Loss of Use Coverage Basics
When a fire, pipe break, or major storm forces you out of your home, this is the part of your policy that keeps you from bleeding money. Loss of use (also called additional living expenses or ALE) pays for temporary housing and increased living costs. When people complain about “insurance not paying enough,” it’s usually because they didn’t understand how this coverage works—or what triggers it.
If you want the full map of how all coverage parts work together, start with the tactical guide on homeowners insurance coverage.
1. When Loss of Use Coverage Actually Kicks In
Loss of use only activates if your home is uninhabitable because of a covered loss. That’s the line. If the cause isn’t covered, nothing here pays out—period.
- Fire or smoke damage making the home unsafe
- Significant water damage from a sudden leak
- Wind or tree impact that breaches the structure
Claims get denied fast when homeowners try to use ALE for maintenance issues or “voluntary displacement.” You must prove the home wasn’t livable.
2. What Loss of Use Actually Pays For
ALE covers the difference between your normal living costs and your forced increase during displacement. Insurers do not pay your entire hotel or rental bill—they pay the extra above what you’d normally spend.
- Hotel or short-term rental costs
- Increased food expenses (eating out, no kitchen)
- Laundry and storage fees
- Extra fuel/transportation costs
Insurers require documentation. If you don’t track receipts, you eat the cost. Simple as that.
3. What Loss of Use Doesn’t Cover
ALE is not a free-for-all. These are the most common denied items:
- Mortgage or rent at your damaged home (you’d pay that anyway)
- Upgraded living arrangements (“We stayed at a resort because it was closer”)
- Losses caused by excluded perils (flood, earthquake, neglect)

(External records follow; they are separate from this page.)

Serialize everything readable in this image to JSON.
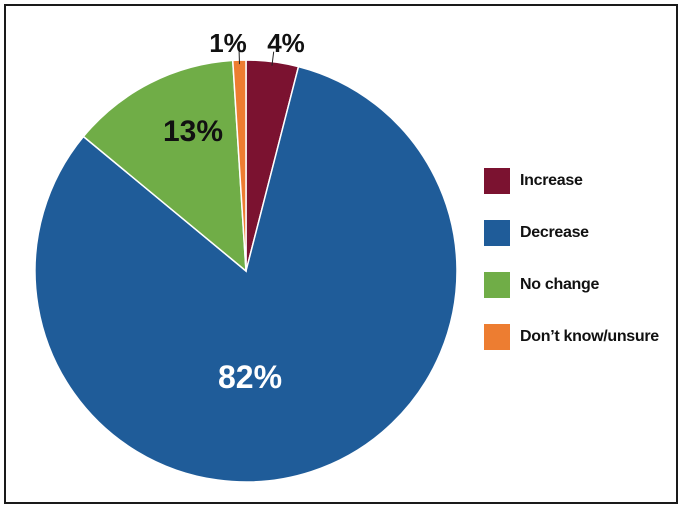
{
  "chart_data": {
    "type": "pie",
    "title": "",
    "slices": [
      {
        "label": "Increase",
        "value": 4,
        "display": "4%",
        "color": "#7b1230"
      },
      {
        "label": "Decrease",
        "value": 82,
        "display": "82%",
        "color": "#1f5c99"
      },
      {
        "label": "No change",
        "value": 13,
        "display": "13%",
        "color": "#70ad47"
      },
      {
        "label": "Don’t know/unsure",
        "value": 1,
        "display": "1%",
        "color": "#ed7d31"
      }
    ],
    "legend_placement": "right"
  }
}
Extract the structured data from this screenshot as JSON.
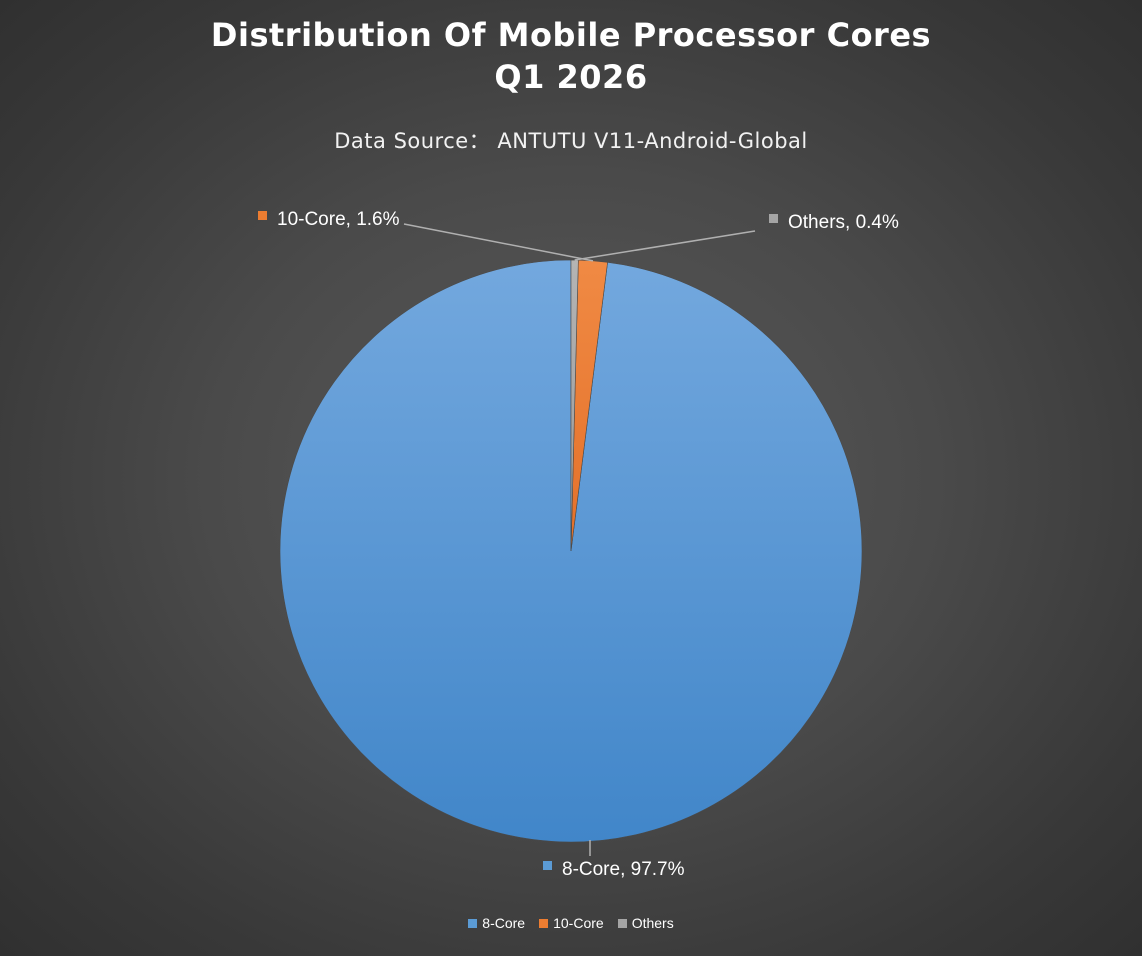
{
  "chart_data": {
    "type": "pie",
    "title_line1": "Distribution Of Mobile Processor Cores",
    "title_line2": "Q1 2026",
    "subtitle": "Data Source： ANTUTU V11-Android-Global",
    "slices": [
      {
        "name": "8-Core",
        "value": 97.7,
        "label": "8-Core, 97.7%",
        "color": "#5b9bd5"
      },
      {
        "name": "10-Core",
        "value": 1.6,
        "label": "10-Core, 1.6%",
        "color": "#ed7d31"
      },
      {
        "name": "Others",
        "value": 0.4,
        "label": "Others, 0.4%",
        "color": "#a5a5a5"
      }
    ],
    "legend": [
      "8-Core",
      "10-Core",
      "Others"
    ],
    "legend_position": "bottom",
    "start_angle": "12 o'clock",
    "direction": "counter-clockwise"
  }
}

- Moving expenses not directly tied to displacement
If the loss falls into an excluded category, review flood insurance or earthquake coverage to fill the gaps.
4. Time Limits vs. Dollar Limits
Every policy sets this coverage up one of two ways:
- Dollar cap: e.g., 20% of the dwelling limit
- Time cap: e.g., up to 12 months of displacement
If your contractor is slow, or materials are delayed, you can run out of ALE before repairs finish. This is where people get stuck paying rent and mortgage at the same time.
5. How to Avoid Getting Underpaid
- Track every receipt—food, lodging, laundry, storage, fuel.
- Get written confirmation when your home is deemed uninhabitable.
- Send expenses weekly so nothing piles up or gets questioned later.
- Don’t upgrade your temporary housing unless you want to pay the difference.
The cleaner your paper trail, the faster your reimbursements.
6. When to Review Your ALE Coverage
Review limits anytime your living costs increase. If your household grew, if you moved to a more expensive area, or if rentals in your region are scarce, raise your ALE limit now—not after a fire when hotel prices double.
- Annual policy renewal
- After a major remodel or addition
- After cost-of-living jumps in your area
ALE looks simple until you need it. Then it becomes the difference between staying afloat and going into debt during displacement.